Modern Sprout, a startup focused on providing materials for urban gardening setups, is expanding into 39,000 square feet on Chicago’s Near West Side, the Chicago Business Journal reported.
The lease is a win for Roy Blavvise’s Manna Capital Partners, a Chicago private equity firm started in 2008 as a real estate venture seeking distressed property through the Great Recession, according to its website. It owns the building at 2145 West Grand Avenue, purchased for $4.5 million last year from a trust managed by Parkway Bank and Trust Company, now leased to Modern Sprout, launched in 2013 by husband and wife Nick Behr and Sarah Burrows.
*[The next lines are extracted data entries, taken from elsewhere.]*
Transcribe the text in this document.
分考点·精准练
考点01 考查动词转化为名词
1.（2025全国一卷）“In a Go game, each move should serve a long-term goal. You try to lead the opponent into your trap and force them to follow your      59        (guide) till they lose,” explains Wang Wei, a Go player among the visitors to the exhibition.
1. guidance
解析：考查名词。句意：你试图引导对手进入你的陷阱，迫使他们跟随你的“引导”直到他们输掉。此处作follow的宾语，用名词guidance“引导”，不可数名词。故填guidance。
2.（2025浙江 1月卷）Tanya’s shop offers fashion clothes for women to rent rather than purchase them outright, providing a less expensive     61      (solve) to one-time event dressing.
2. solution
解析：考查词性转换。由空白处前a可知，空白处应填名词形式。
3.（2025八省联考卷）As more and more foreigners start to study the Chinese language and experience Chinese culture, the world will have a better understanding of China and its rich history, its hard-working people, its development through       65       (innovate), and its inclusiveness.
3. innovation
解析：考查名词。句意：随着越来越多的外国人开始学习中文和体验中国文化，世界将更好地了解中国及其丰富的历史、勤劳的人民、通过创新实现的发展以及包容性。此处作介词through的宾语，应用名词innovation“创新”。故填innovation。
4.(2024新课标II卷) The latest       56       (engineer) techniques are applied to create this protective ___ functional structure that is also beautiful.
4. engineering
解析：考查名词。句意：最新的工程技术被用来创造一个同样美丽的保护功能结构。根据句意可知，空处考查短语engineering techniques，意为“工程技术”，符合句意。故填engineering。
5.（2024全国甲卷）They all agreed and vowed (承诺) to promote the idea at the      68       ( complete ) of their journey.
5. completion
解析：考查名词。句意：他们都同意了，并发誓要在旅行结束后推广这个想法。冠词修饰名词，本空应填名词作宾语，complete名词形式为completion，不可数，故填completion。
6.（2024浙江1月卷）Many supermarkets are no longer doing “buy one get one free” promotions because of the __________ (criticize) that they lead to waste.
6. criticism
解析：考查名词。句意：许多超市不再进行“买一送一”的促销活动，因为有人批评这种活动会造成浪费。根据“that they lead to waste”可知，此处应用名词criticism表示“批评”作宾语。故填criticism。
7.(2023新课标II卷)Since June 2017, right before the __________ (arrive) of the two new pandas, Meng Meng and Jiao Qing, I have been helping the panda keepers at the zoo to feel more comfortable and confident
The tenant’s journey to the building that will serve as its production and office hub demonstrates the importance of real estate dedicated to incubating startups. The Chicago-based company started out in a 1,300-square-foot arrangement in the Kinzie Industrial Corridor with only contract employees and a plan to manufacture products and growing kits to make it easier for inner city apartment dwellers to start indoor and outdoor gardens. More recently, it had grown into 23,000 square feet in the corridor across multiple different spaces.
“As the business has grown, we’ve been in a basement, rented a space off Craigslist and have been in a warehouse,” Behr told the publication, calling the new space “a bump up from where we were at in the incubator building, but that’s why the incubator is there. It gives them a leg up to get their business going.”
The lease is for a seven-year term and was struck after Modern Sprout doubled its revenue in 2021 and added employees.